The English press has already taken that plunge, crediting Nile with the miraculous resurrection of metal. "I'll tell you exactly how it feels," Sanders says of the accolades. "There's a scene in The Life of Brian where he shouts 'I'm not the messiah. Now, piss off!' And they're going 'Only the true messiah denies his divinity.' Death metal was struggling `when Nile released 1998's Amongst the Catacombs of Nephren-Ka), so it was a coincidence of timing rather than a grand, sweeping almighty force of nature."

Still, at Nile's live shows, one can be mistaken for thinking that forces of nature are at work, and the roots of these delusions of divinity become clear. Simultaneously, Sanders cues samples on a laptop, thrashes through complex guitar progressions and barks in anachronistic dialect. Adding a member to assist with the electronic enhancements would lighten his load, but Sanders dislikes the idea.

"We're a four-piece, and we're a metal band," he says. "It would dilute the power of that contact team if you put someone up there who just plinks on a keyboard."

Similarly, don't look for the auxiliary animal percussionists whose recorded mating roars and territorial warnings surface on the instrumental "Spawn of Uamenti" to make an appearance in Orlando. "A menagerie of reptilian bandmates would be like a traveling circus," Sanders says. "And somebody's gotta clean up after the elephant."

So Nile doesn't tour with an elaborate Egyptian-themed stage show, like Iron Maiden circa Powerslave.

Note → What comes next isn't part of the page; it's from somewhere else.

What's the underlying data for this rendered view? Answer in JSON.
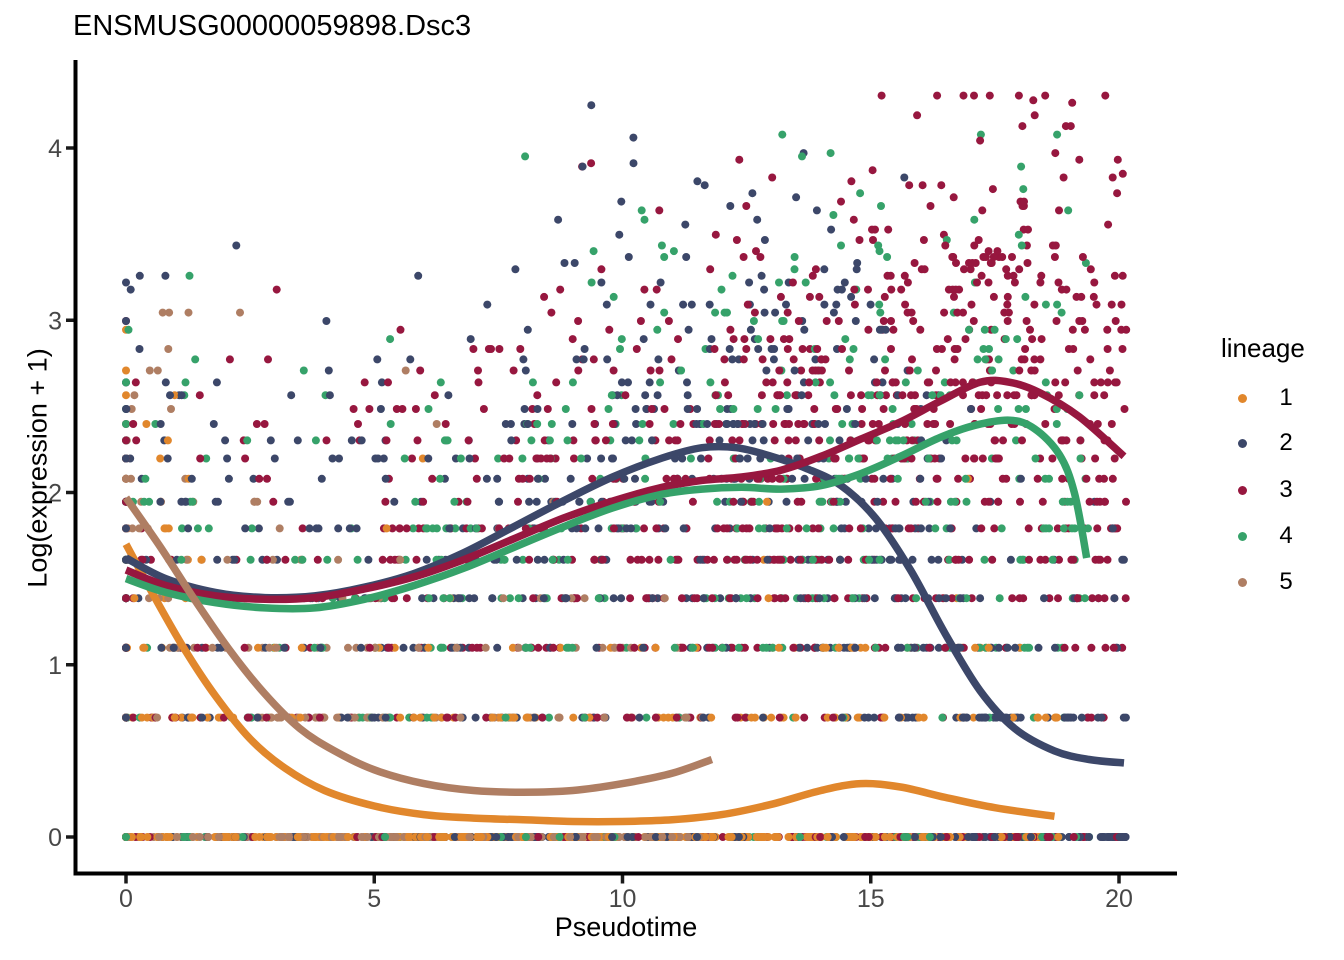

Its lyrics are indecipherable in the high-volume blitz. All that remains is ambitious, innovative death metal, almost-classical compositions with a brutal edge. To Sanders, that's all that matters.

"The time to be thinking in terms of song meanings is when you're at home listening," he says. "Live, it's a primal fucking experience, not an intellectual experience. People who try to be intellectual at a metal show are missing the boat."

Dark knowledge

Nile's albums overflow with unfamiliar names, historical figures excavated during Karl Sanders' trips to museums and libraries as well as his quality time with the Discovery Channel. For some fans, researching obscure characters who appeared in Nile songs might be a thrilling pursuit. For everyone else, here is the Cliffs Notes version.

Akhenaten (in "Cast Down the Heretic," from Annihilation of the Wicked): Pharaoh Akhenaten favored exclusive worship of the sun god Aten, much to the consternation of priests who favored other deities. When overthrown, he endured a gruesome execution, the apt subject of Nile's lyrical thrust: "Thou art deprived of your limbs/Thy nose shall be split."

Amalek (in "Black Seeds of Vengeance," from Black Seeds of Vengeance): "Amalek tortured the Hebrews as they left Egypt," Sanders says. "It was said that he would be the first person in hell. When I read that, I thought of the Immolation T-shirts that had 'First in Hell' in big block letters, and I made the connection in my brain. I'm writing this song, and it's connected over thousands of years to an Immolation song. Dude, trippy."

Unas ("Unas, Slayer of the Gods," from In Their Darkened Shrines): As his daunting nickname suggests, Unas, the final pharaoh of the Fifth Dynasty, owed his awesome strength to swallowing the souls of aging gods. "Unas feedeth on their entrails/He hath gorged on their unuttered sacred words," Sanders sings. Unas would have likely been an outspoken opponent of Akhenaten's single-divinity diet.